At which point is a continuous integration server interesting?

Posted by Cedric Martin on Programmers See other posts from Programmers or by Cedric Martin
Published on 2011-11-23T04:21:16Z Indexed on 2011/11/23 10:09 UTC
Read the original article Hit count: 290

I've been reading a bit about CI servers like Jenkins and I'm wondering: at which point is it useful?

Because surely for a tiny project where you'd have only 5 classes and 10 unit tests, there's no real need.

Here we've got about 1500 unit tests and they pass (on old Core 2 Duo workstations) in about 90 seconds (because they're really testing "units" and hence are very fast). The rule we have is that we cannot commit code when a test fail.

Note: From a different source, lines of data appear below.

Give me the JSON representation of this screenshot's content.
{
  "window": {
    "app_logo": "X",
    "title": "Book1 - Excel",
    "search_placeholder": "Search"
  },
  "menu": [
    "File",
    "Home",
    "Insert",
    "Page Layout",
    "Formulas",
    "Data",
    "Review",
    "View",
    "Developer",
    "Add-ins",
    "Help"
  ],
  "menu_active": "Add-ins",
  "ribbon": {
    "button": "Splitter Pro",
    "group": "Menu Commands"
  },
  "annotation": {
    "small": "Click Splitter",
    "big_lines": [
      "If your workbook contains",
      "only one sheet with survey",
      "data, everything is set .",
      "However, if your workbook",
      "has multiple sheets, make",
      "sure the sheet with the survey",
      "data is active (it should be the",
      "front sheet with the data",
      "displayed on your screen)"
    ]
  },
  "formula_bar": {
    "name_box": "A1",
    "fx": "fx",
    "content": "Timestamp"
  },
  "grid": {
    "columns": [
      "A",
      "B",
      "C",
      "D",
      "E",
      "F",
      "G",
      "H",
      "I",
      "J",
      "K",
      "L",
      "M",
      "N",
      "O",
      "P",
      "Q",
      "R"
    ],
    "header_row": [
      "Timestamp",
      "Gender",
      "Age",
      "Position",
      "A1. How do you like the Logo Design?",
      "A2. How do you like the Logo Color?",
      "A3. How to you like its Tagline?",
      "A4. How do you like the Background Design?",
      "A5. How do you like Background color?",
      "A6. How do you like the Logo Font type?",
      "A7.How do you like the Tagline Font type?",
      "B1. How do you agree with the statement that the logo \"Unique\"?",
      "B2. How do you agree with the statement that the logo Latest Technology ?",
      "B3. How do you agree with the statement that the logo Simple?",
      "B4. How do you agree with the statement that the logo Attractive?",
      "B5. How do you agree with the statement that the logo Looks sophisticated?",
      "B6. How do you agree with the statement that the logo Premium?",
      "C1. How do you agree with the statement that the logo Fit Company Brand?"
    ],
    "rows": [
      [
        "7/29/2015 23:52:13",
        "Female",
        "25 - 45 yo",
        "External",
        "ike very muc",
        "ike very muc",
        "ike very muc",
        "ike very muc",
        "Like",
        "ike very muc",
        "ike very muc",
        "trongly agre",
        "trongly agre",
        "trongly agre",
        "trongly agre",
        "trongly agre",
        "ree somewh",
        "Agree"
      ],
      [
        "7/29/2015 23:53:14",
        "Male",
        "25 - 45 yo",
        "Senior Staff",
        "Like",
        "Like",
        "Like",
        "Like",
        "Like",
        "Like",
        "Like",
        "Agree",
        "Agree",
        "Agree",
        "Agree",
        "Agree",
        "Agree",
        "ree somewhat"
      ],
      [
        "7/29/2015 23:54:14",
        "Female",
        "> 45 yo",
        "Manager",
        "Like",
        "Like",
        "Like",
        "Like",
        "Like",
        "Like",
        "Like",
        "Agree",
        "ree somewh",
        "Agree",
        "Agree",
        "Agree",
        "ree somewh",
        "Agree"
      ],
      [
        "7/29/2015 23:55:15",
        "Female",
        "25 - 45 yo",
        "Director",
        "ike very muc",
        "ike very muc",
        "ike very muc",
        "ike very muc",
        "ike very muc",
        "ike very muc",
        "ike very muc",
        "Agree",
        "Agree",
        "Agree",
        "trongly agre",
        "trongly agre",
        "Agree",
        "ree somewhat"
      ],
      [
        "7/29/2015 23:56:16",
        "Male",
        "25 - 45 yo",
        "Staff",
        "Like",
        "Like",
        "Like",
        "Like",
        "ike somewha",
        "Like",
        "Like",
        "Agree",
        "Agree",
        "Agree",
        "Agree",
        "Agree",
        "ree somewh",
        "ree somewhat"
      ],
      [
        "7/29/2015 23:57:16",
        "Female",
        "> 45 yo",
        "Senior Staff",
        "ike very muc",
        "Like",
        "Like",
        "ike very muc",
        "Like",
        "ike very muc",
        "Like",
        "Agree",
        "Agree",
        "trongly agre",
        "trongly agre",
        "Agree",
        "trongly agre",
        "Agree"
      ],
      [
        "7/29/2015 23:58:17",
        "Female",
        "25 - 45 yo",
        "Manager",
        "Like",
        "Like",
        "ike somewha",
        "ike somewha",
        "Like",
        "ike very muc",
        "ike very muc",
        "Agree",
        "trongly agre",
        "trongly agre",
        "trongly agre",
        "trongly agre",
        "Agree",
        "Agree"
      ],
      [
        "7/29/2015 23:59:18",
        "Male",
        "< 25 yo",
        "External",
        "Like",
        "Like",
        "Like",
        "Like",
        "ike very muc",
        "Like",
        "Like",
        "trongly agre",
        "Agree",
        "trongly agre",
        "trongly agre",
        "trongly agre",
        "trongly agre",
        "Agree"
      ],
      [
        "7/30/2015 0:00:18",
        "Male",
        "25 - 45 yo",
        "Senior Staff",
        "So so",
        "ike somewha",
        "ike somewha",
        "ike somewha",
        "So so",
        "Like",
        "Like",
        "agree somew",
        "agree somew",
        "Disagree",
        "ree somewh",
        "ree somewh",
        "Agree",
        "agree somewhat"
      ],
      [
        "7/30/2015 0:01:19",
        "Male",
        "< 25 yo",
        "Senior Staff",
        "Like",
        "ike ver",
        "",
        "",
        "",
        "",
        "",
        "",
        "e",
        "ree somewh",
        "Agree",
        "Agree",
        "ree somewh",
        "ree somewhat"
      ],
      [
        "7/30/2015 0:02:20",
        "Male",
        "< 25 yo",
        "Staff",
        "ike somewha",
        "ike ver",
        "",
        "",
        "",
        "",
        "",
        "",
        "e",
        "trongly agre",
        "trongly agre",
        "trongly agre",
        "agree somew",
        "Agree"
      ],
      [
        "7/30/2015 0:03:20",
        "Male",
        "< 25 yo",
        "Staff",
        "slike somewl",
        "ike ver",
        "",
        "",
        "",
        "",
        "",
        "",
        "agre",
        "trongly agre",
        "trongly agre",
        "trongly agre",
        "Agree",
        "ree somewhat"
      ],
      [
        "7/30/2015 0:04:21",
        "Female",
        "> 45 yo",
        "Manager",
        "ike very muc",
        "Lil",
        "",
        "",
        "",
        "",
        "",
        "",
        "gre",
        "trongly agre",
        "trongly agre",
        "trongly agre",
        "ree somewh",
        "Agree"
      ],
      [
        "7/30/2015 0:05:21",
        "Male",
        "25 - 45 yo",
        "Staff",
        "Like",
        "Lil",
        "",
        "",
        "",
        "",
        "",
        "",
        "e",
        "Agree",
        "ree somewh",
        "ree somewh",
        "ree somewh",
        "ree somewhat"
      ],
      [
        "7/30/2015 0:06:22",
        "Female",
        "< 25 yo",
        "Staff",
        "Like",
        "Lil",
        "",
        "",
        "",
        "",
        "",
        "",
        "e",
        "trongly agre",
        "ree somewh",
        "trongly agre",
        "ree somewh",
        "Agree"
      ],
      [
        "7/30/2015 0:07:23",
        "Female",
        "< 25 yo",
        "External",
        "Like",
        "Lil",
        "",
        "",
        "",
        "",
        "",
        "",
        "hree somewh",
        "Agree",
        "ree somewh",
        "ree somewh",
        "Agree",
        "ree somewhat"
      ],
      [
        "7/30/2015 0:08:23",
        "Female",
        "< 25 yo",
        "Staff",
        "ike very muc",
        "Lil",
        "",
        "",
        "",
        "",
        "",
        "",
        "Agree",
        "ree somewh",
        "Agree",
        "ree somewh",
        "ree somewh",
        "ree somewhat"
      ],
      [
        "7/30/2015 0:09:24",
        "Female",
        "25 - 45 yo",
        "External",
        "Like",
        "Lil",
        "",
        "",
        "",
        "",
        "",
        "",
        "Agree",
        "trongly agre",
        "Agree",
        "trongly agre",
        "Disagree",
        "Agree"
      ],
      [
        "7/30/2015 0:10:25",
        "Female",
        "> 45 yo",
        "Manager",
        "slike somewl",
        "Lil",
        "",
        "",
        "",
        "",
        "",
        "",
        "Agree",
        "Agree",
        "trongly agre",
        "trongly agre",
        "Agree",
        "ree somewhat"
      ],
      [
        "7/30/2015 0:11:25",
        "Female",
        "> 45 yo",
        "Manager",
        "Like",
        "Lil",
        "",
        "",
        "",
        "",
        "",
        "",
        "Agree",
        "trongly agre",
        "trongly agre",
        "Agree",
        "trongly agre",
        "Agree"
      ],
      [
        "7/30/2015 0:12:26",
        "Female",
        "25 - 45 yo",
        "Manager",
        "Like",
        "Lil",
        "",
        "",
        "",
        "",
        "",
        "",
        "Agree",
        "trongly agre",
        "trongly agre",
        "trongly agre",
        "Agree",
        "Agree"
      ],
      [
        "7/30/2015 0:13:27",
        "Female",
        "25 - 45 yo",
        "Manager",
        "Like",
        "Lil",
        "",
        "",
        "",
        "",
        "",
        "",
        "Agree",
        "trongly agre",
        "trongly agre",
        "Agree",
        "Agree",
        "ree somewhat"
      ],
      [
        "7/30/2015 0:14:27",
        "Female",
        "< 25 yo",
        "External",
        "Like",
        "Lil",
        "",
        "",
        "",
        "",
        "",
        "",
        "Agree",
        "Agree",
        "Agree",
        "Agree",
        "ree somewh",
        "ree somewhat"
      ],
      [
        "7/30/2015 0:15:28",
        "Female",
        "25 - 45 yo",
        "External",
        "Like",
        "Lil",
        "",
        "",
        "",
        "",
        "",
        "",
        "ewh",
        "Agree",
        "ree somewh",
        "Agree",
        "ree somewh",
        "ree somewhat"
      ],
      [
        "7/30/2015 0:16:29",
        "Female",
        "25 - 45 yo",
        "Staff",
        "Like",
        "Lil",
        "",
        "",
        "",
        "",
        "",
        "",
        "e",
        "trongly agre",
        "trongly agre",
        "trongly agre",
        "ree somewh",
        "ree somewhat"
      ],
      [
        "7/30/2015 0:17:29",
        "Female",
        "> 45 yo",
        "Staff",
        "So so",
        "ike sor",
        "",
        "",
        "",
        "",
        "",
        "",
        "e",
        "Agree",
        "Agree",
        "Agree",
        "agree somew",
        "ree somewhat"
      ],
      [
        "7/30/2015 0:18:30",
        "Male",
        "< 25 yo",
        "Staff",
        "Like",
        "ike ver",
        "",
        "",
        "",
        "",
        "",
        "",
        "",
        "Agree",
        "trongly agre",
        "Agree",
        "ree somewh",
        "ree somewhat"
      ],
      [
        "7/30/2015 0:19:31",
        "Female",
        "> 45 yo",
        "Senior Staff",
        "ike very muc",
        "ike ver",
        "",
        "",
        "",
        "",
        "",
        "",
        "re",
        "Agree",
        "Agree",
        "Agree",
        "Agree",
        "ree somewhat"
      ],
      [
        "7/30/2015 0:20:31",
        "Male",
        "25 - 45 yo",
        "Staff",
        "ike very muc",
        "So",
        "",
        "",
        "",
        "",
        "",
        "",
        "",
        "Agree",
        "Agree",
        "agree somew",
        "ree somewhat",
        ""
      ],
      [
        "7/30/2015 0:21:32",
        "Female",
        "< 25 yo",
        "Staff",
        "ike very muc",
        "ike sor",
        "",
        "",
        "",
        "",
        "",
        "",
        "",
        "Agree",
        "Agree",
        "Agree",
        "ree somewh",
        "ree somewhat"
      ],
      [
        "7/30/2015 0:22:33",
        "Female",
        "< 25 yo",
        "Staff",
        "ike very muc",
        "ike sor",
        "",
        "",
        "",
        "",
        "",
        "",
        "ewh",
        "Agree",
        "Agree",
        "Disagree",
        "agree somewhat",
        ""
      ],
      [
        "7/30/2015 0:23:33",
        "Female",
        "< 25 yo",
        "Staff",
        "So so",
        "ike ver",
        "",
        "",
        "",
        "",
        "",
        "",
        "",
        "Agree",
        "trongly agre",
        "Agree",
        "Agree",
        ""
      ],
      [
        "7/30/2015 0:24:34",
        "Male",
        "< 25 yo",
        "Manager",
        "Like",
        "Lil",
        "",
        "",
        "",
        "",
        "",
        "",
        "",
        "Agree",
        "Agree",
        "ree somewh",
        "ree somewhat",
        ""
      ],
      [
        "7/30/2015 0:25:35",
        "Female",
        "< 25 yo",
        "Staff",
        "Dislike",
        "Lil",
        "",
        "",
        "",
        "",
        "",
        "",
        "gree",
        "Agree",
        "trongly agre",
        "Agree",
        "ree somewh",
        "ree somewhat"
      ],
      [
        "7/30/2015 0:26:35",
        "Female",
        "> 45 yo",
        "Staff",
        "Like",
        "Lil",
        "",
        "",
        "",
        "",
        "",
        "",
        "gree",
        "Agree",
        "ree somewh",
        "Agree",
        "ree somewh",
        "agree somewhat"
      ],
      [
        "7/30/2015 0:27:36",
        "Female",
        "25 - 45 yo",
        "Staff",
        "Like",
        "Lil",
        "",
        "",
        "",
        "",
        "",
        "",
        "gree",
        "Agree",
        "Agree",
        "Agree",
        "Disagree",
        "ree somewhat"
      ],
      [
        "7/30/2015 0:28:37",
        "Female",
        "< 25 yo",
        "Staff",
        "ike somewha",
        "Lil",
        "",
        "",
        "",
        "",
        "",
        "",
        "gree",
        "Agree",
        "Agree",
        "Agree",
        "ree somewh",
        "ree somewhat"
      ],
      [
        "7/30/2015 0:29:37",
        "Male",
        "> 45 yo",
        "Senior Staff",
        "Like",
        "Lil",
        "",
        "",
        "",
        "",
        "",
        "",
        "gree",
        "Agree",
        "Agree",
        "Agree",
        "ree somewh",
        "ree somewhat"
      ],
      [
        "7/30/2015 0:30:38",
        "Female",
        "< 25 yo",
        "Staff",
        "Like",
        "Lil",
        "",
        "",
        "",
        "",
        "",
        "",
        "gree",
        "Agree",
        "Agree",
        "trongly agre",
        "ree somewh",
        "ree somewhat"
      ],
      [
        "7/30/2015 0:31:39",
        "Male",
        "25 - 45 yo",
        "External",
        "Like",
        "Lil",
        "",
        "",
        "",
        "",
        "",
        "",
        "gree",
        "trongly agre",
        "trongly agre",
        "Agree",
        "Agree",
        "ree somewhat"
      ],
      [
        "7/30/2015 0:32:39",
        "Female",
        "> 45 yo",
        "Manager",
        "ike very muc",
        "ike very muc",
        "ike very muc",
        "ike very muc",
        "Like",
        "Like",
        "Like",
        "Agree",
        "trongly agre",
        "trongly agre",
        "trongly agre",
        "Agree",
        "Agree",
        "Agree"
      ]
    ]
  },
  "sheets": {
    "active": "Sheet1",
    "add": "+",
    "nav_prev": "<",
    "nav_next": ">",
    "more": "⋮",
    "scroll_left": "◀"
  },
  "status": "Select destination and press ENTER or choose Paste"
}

So each developers launches all his tests to prevent regression.

Obviously, because all the developers always launch all the test we catch errors due to conflicting changes as soon as one developer pulls the change of another (when any).

It's still not very clear to me: should I set up a CI server like Jenkins? What would it bring?

Is it just useful for the speed gain? (not an issue in our case)

Is it useful because old builds can be recreated? (but we can do this to with Mercurial, by checking out old revs)

Basically I understand it can be useful but I fail to see exactly why.

Any explanation taking into account the points I raised above would be most welcome.